Son zamanlarda Bekir Ağırdır'ın Radikal'de yayınladığı araştırmalarını dikkatle okuyorum. Daha önce, kurultay sırasında CHP'yle ilgili bir araştırmasını incelemiştim. Son derecede önemli bulgular ve sonuçlar üretiyordu. Şimdi de bir başka araştırması yayınlanıyor: Siyasette ve Toplumda Kutuplaşma. Onu da izliyorum. Sonuçlandırdığında daha farklı şeyler yazarım. Ama şimdilik bir noktanın üstünde durmak istiyorum.

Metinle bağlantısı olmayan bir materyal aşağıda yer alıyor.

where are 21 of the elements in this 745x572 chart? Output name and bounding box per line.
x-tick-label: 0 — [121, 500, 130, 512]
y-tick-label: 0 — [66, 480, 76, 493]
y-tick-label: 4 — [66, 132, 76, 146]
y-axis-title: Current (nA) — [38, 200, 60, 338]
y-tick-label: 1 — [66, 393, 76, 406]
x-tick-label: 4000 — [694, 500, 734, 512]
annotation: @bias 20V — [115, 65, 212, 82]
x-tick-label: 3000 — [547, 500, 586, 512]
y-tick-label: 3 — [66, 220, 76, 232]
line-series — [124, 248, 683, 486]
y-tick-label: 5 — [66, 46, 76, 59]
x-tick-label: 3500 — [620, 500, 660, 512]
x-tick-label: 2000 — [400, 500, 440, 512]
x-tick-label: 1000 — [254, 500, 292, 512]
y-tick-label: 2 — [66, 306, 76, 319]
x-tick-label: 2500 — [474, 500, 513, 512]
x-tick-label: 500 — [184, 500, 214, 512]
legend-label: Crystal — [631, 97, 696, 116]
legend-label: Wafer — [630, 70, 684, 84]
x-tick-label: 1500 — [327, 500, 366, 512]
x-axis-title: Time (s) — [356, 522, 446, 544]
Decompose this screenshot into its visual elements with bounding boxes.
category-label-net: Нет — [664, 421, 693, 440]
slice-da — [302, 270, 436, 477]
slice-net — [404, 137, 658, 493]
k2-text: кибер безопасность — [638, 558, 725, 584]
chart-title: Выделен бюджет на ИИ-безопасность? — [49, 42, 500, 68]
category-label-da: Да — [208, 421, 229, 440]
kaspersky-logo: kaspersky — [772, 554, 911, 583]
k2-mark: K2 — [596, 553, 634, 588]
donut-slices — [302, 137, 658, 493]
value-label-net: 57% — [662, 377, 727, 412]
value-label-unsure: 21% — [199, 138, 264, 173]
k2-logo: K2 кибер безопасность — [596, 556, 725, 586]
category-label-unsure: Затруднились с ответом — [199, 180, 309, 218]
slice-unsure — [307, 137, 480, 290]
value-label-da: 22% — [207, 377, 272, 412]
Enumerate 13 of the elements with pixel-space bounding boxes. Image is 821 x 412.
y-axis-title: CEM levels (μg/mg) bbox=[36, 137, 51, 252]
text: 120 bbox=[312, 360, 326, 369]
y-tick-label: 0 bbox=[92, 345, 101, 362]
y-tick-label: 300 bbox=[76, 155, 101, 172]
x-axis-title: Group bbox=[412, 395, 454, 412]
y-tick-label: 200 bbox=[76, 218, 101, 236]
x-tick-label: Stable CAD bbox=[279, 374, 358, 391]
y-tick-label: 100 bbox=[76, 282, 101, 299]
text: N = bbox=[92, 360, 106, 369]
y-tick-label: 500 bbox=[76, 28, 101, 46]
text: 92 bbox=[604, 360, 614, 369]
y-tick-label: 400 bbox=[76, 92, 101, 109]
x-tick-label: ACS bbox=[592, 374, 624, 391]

Araştırma, toplumda önemli bir kutuplaşma olduğunu gösteriyor. Böyle bakınca irkiltici bir durum. Ama bu kutuplaşma ne zaman yoktu? Ben 1970'leri boydan boya yaşadım. Türkiye kutuplaşmayı iç savaşa dönüştürmüştü. 1980'lerde iyi kötü bir uzlaşma olduysa da kısa süre sonra şiddetli bir zıtlaşma yeniden kendisini gösterdi. 2002'den bu yana çok önemli bir başka toplumsal ayrışmanın içinden geçiyoruz. Neden böyle?

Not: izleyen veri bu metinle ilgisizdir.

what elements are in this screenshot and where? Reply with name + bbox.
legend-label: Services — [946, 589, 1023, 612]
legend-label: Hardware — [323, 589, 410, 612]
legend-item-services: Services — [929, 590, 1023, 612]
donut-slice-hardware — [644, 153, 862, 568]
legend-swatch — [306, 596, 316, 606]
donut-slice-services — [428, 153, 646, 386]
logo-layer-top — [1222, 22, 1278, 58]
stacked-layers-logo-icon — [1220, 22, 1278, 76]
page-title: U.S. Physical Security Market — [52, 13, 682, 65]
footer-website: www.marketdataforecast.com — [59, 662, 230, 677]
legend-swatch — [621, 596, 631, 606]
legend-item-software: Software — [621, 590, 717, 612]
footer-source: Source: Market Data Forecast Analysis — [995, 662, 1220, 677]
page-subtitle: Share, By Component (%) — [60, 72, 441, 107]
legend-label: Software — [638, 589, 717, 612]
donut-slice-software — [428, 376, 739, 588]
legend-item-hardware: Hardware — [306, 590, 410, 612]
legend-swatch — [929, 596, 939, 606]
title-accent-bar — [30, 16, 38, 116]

Bu soruyu açıklayacak sayısız, hepsi de önemli iddia ortaya atılabilir. Ağırdır'ın araştırmaları şimdi konuyu gündelik hayatımıza yeni giren muhafazakâr, modern gibi sosyolojiler etrafında ele alıyor. Fakat bana kalırsa işin daha farklı bir nedeni var: eğitim.
Türkiye'de toplumsal, siyasal zıtlaşmaların altında eğitimin yattığı neredeyse kesindir. Bir toplum düşünün ki, eğitim sistemi ezbercilik üstüne otursun. Ezbercilik aynı bilginin, tekil bir bilginin, dışına çıkılmaz bir şekilde herkese belletilmesidir. Oysa analitik bir yaklaşım bu anlayışı kabul etmez. Bir tek, tekil doğru olmadığını, doğrular kümesi olduğunu önerir. Belli yöntemsel ilkeleri yerine getirmesi koşuluyla herkesin kendi doğrusunu öne sürme hakkına sahip bulunduğunu belirtir. Öte yandan doğrunun tekil olmadığını bir kez belledikten sonra bir başka doğrunun olabileceği, kabul edilebileceği de neredeyse kendiliğinden bir ilke haline gelir.

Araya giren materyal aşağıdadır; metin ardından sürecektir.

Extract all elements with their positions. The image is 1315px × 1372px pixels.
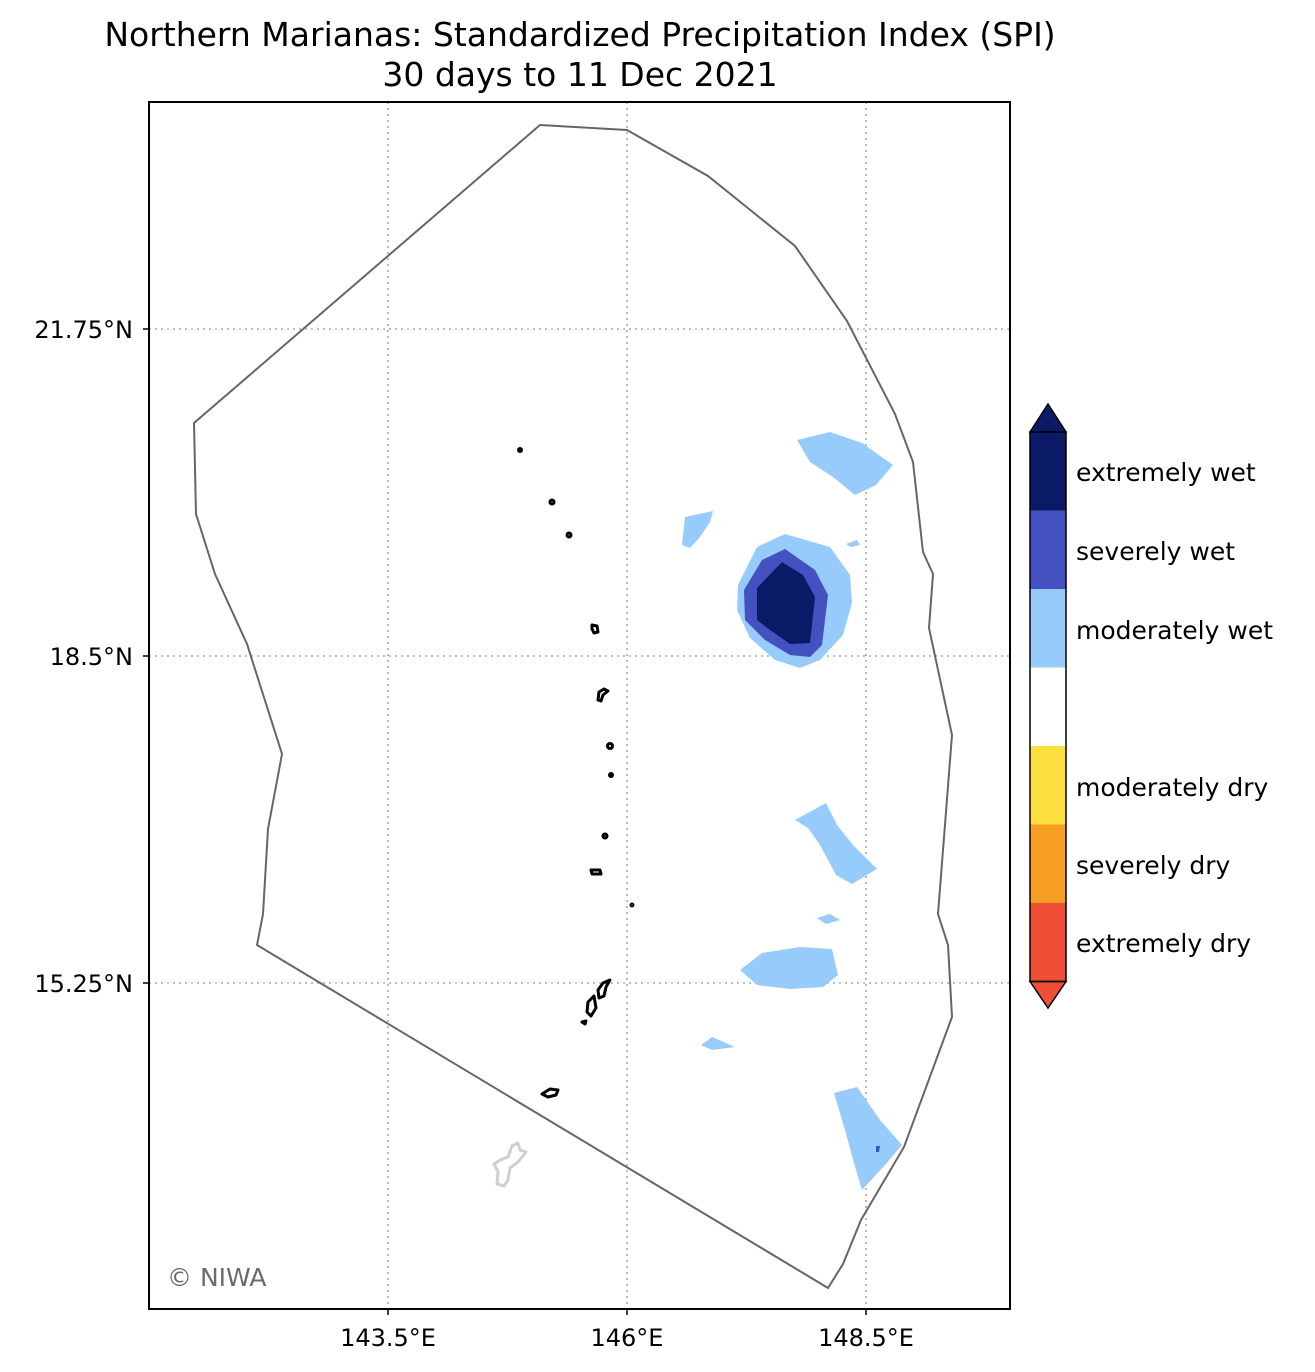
legend-label-extremely-dry: extremely dry <box>1076 929 1251 958</box>
colorbar-swatch <box>1030 432 1066 511</box>
lon-tick-label: 148.5°E <box>818 1324 914 1352</box>
legend-label-extremely-wet: extremely wet <box>1076 458 1256 487</box>
legend-label-severely-dry: severely dry <box>1076 851 1231 880</box>
colorbar-top-arrow <box>1028 402 1068 433</box>
colorbar-swatch <box>1030 589 1066 668</box>
guam-outline <box>492 1141 528 1188</box>
longitude-axis: 143.5°E 146°E 148.5°E <box>340 1309 914 1352</box>
latitude-axis: 21.75°N 18.5°N 15.25°N <box>34 316 149 998</box>
colorbar-swatch <box>1030 510 1066 589</box>
legend-label-severely-wet: severely wet <box>1076 537 1235 566</box>
lon-tick-label: 146°E <box>591 1324 664 1352</box>
eez-boundary <box>192 123 954 1290</box>
lon-tick-label: 143.5°E <box>340 1324 436 1352</box>
legend-label-moderately-wet: moderately wet <box>1076 616 1273 645</box>
spi-moderately-wet-regions <box>682 432 902 1190</box>
spi-extremely-wet-regions <box>757 562 815 644</box>
lat-tick-label: 15.25°N <box>34 970 133 998</box>
map-content: © NIWA <box>149 102 1010 1309</box>
legend-label-moderately-dry: moderately dry <box>1076 773 1269 802</box>
colorbar-swatch <box>1030 903 1066 982</box>
colorbar-swatch <box>1030 667 1066 746</box>
lat-tick-label: 18.5°N <box>50 643 133 671</box>
colorbar-frame <box>1029 431 1067 983</box>
northern-mariana-islands <box>517 447 635 1099</box>
map-title-line1: Northern Marianas: Standardized Precipit… <box>104 15 1055 54</box>
lat-tick-label: 21.75°N <box>34 316 133 344</box>
colorbar-bottom-arrow <box>1028 980 1068 1010</box>
colorbar-swatch <box>1030 746 1066 825</box>
colorbar-swatch <box>1030 824 1066 903</box>
map-title-line2: 30 days to 11 Dec 2021 <box>382 55 777 94</box>
niwa-credit: © NIWA <box>167 1263 266 1292</box>
map-frame <box>148 101 1011 1310</box>
colorbar-legend: extremely wet severely wet moderately we… <box>1028 402 1273 1010</box>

Şimdi söyleyin: sadece ilk ve orta eğitimde değil üniversitede de aynı kitabı okuyan, tek doğruyu kabule zorlanan bir insan düşüncesini kolaylıkla değiştirebilir mi, başka bir doğrunun olabileceğini düşünür mü? Herhangi bir konuda belirli bir görüşe inandırılan insanların oluşturduğu bir toplumda tüm gruplar kendi görüşlerini vazgeçmemek üzere, sıkı sıkıya savunurken kutuplaşma olmaz da ne olur?
Hep siyasetten mi eğitime gideceğiz, biraz da eğitimden siyasete gitsek?..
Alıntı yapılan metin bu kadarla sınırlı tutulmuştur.